Wireframing Uber
Ironhack UX/UI Bootcamp Prework Challenge 2: Wireframing Uber
“Here we go! Welcome to the second challenge. In this session I’ll learn about how to translate a UI design into a wireframe and how to make a good design requires a set of different skills”
The challenge
In this session we have been asked to choose an application we love and to produce wireframes of 5 to 7 screens, my choice went on Uber!
I love the simplicity of the Uber user interface, it's an app that I use the most in my city and when I am abroad. During my travels, especially in developing countries, it was a life saviour and a must-have application!
Mission
The mission is to wireframe 5 to 7 screens, show how reducing the navigation experience to its simplest, functional and efficient steps, helps to produce a smooth flow when aesthetical elements are not taken into consideration; at least not as the main object!
I made an inventory of the UI elements we see in this app:
- Images Logos, cars and other avatars, background illustrations
- Icons Arrows, clocks, pinned locations
- Navigation Primary navigation, footer navigation, interactive component controls
- Buttons The quintessential UI element are buttons: primary, secondary, disabled, active, big and small, loading
- Interactive Components Maps and other modules with moving parts
- Headings Variations of typographic headings.
- Forms Text areas, dropdown menus, select menus.
- Blocks Clusters of the interface that are built for reuse. Collections of headings and/or images.
- Messaging Alerts, success, errors, 4o4s, in-progress, validation and warnings.
- Colours Black and white, with variations of blue tones.
After listing the UI elements I was able to operate on the page structure, in which every element was identified as functional or aesthetic, making it easier when designing wireframes and the user flow.
User flow in low-fi
Go with the Flow!
Select “YOUR TRIPS” from the menu on the home page in the left top corner…
- Land on the “Choose your trip” page, to the menu of the top right corner, select “BUSINESS”
- The “Welcome to Business ride” page gives you the opportunity to “GET STARTED”, so do it!
- Here we are! on the “Ride for business” page you have the possibility to keep work rides separate; get travel reports; make expensing seamless & easy… Keep going and click on the “JOIN NOW” button!
- On this page, we are asked “What’s your business email?” Tap into the search bar and when the Next and Skip buttons appear, select “SKIP”
- The “Choose payment” page is here. You keep going “ADD PAYMENT METHOD”

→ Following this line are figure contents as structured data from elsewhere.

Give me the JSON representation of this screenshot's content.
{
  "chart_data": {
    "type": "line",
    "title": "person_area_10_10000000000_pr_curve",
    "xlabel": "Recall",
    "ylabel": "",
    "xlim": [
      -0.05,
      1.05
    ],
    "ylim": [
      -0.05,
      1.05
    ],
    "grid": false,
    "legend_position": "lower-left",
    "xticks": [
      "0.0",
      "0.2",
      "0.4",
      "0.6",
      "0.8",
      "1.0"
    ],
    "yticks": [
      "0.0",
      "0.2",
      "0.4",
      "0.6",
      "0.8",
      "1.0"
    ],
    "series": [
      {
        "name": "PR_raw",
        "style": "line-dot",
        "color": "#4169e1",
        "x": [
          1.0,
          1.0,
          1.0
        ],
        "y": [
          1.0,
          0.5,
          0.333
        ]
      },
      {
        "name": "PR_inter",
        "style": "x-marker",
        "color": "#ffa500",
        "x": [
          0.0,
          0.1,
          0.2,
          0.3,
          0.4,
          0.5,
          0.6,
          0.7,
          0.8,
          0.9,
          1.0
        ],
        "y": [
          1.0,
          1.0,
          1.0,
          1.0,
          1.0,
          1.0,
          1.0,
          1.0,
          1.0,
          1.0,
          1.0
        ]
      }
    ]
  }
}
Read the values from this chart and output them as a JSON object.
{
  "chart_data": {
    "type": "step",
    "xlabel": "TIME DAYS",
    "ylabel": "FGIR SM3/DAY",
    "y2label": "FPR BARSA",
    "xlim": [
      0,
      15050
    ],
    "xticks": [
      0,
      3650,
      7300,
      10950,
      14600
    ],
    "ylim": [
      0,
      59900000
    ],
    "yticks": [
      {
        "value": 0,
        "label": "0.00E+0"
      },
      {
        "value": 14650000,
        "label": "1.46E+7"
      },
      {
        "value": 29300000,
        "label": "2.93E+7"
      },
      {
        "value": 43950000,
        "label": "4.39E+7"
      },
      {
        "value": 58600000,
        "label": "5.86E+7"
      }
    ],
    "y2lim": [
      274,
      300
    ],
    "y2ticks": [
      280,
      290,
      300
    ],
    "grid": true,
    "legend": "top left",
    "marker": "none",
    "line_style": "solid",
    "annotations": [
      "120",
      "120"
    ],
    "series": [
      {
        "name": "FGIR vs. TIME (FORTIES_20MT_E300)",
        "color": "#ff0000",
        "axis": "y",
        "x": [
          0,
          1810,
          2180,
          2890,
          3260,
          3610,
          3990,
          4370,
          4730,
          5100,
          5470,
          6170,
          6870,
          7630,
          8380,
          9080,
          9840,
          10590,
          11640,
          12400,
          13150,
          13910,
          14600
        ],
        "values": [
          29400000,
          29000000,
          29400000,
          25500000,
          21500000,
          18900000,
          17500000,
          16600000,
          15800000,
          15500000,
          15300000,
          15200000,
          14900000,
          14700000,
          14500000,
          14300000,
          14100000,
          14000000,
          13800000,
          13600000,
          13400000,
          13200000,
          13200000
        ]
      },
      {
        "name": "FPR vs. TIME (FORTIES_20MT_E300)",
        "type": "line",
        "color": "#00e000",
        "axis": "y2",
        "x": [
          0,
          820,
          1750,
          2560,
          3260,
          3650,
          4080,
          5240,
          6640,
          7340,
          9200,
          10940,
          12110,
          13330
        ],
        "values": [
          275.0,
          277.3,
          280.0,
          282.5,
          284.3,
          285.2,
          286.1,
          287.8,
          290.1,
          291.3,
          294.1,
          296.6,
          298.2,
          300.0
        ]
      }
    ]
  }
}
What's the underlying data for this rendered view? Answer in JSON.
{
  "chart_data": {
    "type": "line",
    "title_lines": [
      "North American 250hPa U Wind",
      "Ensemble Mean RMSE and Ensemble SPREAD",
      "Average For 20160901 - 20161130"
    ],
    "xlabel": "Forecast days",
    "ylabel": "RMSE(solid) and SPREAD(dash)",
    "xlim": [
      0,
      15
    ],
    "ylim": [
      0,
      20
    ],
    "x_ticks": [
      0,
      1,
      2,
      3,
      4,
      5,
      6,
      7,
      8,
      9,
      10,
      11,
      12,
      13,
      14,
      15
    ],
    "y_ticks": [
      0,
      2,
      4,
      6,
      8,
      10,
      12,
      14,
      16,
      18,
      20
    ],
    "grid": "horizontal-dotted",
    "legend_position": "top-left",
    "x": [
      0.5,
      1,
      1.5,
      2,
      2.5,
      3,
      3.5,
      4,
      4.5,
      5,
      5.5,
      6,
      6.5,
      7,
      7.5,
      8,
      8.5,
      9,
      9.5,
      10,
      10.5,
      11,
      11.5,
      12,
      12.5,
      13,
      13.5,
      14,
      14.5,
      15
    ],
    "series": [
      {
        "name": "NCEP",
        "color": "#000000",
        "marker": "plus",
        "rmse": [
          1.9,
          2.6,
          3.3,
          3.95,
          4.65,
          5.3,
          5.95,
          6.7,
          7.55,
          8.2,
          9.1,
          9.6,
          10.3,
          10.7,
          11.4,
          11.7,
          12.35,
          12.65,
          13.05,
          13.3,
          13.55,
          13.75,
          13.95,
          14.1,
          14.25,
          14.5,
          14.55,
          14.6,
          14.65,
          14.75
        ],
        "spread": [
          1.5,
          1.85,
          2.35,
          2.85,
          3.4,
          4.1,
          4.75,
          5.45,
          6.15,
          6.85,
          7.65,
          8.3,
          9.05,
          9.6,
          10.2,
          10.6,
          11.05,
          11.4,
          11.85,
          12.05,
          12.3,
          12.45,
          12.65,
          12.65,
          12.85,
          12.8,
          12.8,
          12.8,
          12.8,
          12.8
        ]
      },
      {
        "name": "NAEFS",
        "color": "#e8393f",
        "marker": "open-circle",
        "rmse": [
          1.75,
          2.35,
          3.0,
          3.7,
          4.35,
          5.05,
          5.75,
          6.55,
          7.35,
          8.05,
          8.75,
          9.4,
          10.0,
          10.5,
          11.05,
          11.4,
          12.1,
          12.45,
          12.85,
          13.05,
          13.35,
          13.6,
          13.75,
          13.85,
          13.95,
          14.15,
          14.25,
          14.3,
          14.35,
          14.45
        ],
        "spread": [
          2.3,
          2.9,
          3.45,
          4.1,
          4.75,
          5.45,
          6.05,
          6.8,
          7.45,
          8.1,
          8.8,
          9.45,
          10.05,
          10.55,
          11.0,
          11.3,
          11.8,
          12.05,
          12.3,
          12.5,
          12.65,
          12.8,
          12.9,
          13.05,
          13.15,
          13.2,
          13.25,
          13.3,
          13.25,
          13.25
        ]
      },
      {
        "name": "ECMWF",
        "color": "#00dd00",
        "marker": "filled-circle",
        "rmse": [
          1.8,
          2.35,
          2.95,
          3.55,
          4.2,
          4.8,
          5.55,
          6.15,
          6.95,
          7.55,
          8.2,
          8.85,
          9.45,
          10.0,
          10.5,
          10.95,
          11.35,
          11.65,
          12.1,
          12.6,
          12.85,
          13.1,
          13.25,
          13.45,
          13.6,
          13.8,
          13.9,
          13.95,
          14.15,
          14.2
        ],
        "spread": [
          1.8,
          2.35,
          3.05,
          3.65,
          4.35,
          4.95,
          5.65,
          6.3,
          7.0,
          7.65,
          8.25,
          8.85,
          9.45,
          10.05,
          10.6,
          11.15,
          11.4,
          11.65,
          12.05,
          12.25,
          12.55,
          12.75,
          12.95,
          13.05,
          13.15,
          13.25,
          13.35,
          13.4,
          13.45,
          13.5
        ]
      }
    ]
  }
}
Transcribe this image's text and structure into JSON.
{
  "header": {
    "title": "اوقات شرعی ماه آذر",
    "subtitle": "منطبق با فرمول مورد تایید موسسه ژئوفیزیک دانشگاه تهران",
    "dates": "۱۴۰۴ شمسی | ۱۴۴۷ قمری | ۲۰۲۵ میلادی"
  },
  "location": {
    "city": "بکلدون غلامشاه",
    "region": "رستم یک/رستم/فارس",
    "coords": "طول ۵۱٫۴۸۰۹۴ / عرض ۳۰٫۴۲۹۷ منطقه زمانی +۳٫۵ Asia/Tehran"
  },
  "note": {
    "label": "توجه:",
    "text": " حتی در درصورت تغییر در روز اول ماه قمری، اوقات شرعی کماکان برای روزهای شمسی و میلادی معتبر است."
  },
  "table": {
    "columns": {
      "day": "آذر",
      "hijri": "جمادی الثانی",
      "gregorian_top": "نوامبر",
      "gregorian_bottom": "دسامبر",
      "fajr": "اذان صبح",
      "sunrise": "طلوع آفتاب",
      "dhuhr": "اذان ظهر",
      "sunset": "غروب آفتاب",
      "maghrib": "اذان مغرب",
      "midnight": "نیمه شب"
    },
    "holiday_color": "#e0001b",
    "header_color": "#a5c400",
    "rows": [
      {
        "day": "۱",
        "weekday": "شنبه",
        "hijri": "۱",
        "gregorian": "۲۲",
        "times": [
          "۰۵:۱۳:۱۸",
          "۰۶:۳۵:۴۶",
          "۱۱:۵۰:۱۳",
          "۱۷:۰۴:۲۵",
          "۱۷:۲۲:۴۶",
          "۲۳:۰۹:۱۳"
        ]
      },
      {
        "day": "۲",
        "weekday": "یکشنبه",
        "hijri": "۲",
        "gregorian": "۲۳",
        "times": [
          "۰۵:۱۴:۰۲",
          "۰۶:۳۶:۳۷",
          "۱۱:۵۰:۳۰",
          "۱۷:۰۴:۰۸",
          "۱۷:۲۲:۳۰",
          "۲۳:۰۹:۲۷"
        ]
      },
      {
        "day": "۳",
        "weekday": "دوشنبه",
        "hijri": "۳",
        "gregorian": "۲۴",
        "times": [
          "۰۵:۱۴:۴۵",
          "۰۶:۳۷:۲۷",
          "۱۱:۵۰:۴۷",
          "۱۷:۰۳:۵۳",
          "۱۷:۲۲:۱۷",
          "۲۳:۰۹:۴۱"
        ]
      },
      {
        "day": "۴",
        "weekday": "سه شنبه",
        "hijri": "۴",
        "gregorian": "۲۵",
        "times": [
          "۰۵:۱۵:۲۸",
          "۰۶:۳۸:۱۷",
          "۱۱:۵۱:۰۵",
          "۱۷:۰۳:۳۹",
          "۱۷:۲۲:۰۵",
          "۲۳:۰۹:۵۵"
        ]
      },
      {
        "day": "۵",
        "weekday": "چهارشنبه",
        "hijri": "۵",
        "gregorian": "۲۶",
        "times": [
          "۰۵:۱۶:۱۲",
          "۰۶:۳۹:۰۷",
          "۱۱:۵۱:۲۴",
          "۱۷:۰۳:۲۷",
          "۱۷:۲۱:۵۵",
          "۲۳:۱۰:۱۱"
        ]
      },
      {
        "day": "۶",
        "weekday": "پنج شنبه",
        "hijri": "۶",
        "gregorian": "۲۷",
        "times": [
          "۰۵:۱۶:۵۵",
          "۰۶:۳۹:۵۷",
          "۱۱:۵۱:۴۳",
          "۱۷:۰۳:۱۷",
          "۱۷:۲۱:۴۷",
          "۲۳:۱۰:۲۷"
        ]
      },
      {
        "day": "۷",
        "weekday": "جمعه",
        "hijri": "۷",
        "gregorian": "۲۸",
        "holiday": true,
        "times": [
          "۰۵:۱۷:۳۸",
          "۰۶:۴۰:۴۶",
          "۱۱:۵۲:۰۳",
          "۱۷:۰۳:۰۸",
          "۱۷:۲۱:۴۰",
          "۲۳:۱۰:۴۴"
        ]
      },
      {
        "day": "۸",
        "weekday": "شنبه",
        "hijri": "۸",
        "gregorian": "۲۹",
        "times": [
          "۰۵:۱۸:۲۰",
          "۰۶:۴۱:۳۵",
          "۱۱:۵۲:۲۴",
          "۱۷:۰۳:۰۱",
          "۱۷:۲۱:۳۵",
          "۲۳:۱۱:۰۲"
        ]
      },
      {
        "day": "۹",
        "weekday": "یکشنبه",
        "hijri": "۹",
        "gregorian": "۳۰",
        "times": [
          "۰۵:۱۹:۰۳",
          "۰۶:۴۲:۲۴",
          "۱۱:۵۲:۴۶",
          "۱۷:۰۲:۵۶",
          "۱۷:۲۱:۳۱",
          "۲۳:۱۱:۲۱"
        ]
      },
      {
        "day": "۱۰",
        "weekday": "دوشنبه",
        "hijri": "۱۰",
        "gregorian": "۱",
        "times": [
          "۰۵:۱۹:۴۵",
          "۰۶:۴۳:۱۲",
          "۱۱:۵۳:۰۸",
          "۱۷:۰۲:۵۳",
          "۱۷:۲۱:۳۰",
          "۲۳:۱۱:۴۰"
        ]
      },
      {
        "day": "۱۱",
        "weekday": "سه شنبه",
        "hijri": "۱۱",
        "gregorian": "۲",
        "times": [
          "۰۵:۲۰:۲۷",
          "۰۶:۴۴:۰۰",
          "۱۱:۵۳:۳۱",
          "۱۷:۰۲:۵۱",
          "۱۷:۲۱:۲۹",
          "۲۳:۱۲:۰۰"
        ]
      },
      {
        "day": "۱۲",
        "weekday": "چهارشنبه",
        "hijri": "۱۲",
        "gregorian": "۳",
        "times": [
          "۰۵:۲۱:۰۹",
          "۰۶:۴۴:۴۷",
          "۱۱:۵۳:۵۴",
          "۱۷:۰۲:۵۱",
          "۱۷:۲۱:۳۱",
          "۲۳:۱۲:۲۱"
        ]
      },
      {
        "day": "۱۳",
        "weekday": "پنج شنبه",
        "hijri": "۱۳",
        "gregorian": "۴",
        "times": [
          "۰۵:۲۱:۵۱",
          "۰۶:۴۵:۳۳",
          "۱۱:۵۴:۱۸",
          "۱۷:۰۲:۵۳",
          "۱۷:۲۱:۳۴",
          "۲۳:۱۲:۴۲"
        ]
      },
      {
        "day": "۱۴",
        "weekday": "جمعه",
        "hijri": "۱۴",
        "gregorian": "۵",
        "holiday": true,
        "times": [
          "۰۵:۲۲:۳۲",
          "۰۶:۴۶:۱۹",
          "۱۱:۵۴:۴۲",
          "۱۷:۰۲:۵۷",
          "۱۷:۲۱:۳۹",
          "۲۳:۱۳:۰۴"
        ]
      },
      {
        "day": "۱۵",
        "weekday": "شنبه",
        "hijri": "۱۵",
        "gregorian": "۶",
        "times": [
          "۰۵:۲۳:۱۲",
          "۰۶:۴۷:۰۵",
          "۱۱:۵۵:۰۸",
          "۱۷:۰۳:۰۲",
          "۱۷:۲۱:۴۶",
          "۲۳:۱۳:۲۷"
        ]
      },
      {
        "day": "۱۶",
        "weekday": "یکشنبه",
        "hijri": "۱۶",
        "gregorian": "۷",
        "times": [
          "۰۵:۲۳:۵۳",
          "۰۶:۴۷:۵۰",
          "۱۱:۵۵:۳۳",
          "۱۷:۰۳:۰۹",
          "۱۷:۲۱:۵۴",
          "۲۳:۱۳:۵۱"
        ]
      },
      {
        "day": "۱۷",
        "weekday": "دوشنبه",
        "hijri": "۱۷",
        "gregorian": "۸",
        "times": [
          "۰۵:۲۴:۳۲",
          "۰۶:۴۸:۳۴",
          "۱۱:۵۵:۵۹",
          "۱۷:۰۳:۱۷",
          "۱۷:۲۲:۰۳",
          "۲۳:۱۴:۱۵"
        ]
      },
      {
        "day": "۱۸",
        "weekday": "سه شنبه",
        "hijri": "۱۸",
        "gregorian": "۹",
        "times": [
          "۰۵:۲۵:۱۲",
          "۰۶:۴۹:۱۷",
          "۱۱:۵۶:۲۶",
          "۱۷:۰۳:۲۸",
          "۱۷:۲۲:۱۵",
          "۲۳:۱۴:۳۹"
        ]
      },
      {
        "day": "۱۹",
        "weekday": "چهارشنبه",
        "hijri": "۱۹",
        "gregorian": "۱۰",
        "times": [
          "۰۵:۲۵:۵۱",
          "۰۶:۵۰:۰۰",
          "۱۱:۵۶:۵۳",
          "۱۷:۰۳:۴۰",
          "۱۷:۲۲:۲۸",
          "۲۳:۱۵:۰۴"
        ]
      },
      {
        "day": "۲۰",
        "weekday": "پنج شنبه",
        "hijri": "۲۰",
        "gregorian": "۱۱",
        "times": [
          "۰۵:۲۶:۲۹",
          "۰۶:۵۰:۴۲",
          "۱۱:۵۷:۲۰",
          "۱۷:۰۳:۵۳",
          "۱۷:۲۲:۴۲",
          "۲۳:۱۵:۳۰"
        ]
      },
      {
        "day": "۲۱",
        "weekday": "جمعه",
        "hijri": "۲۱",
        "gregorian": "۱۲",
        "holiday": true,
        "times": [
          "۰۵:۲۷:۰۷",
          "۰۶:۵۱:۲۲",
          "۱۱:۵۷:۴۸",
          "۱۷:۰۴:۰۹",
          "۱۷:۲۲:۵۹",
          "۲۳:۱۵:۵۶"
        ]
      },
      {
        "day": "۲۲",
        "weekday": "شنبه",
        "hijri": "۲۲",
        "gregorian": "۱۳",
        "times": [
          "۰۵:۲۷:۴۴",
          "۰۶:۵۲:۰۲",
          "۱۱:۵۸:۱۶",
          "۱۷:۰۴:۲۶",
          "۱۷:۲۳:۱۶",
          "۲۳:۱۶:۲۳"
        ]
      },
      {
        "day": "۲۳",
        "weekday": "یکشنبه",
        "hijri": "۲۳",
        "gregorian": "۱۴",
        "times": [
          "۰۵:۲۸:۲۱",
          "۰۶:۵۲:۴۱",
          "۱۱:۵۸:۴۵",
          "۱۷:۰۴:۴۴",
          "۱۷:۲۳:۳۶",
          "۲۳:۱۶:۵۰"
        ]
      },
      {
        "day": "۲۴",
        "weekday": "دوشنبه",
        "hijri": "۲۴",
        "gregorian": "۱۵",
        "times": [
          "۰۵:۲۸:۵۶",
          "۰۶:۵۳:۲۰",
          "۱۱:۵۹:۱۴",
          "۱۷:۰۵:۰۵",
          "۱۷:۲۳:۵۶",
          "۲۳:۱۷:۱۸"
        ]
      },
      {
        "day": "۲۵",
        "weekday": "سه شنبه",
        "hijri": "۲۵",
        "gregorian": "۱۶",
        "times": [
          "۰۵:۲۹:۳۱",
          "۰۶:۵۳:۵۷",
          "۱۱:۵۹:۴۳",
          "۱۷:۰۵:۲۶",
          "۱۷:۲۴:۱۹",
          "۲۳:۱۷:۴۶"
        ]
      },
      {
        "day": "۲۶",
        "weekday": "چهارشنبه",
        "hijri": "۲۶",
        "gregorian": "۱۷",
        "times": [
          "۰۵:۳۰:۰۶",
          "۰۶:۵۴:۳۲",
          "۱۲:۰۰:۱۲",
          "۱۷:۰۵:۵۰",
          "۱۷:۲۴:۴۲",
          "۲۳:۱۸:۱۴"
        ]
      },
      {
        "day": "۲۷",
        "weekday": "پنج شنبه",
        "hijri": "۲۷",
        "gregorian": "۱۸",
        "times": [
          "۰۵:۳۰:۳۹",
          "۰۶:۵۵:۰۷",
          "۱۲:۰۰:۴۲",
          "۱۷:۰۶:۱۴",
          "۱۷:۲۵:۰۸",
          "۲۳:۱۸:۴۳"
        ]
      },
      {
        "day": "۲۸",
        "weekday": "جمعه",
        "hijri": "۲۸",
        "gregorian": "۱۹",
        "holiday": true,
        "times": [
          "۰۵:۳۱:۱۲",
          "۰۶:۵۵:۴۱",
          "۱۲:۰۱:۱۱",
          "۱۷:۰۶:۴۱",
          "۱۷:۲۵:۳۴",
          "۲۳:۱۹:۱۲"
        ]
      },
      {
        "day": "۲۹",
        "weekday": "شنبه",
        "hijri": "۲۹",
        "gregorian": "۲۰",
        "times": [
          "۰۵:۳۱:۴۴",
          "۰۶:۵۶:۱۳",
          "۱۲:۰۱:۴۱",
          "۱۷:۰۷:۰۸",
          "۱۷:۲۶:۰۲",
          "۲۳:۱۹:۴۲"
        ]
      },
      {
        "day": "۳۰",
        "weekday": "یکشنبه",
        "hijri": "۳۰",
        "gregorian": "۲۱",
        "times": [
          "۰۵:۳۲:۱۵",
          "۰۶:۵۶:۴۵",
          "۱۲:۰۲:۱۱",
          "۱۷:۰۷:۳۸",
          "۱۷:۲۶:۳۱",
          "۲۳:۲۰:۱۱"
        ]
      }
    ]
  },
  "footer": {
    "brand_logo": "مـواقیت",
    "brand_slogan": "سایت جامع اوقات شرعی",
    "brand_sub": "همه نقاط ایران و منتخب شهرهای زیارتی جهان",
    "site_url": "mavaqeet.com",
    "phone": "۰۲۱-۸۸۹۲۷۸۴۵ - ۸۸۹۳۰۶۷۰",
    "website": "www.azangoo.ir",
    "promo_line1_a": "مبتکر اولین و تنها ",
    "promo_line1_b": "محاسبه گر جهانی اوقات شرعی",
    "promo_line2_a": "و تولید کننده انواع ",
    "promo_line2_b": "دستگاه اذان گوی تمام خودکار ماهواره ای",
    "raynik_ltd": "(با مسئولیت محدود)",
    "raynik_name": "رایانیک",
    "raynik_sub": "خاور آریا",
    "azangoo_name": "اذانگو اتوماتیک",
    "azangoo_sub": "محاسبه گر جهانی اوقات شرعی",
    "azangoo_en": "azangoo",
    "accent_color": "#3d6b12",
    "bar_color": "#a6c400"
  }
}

- We are not interested in the service anymore! We can go back to the home page… To be able to do this we have to click the left arrow that stays for “backwards”, five times!
UI interface
These interfaces are my reproduction of a flow on seven screens for the Uber case I decided to work on for Exercise 2 commissioned as one of three by Ironhack.
*Some of the icons are missing on the first page. They were expensive in terms of timing so I skipped it to be able to publish this article in time. I’ve learned that it's possible to create amazingly complex visual content with the Figma tools ;)
I also start to create a collection of Icon sets to use in my future projects. Stay tuned!
Wireframes
Strait to the point! Here is a mid-fi wireframe of the Uber app flow i’ve choosen.
Conclusions
It was really important to exercise over Figma tools. I learned how to structure a wireframe and the important steps needed to create a smooth flow. I also learned how to create consistency into the project and not get lost on the way. At least I hope! :P Love doing this :) let’s have more of it!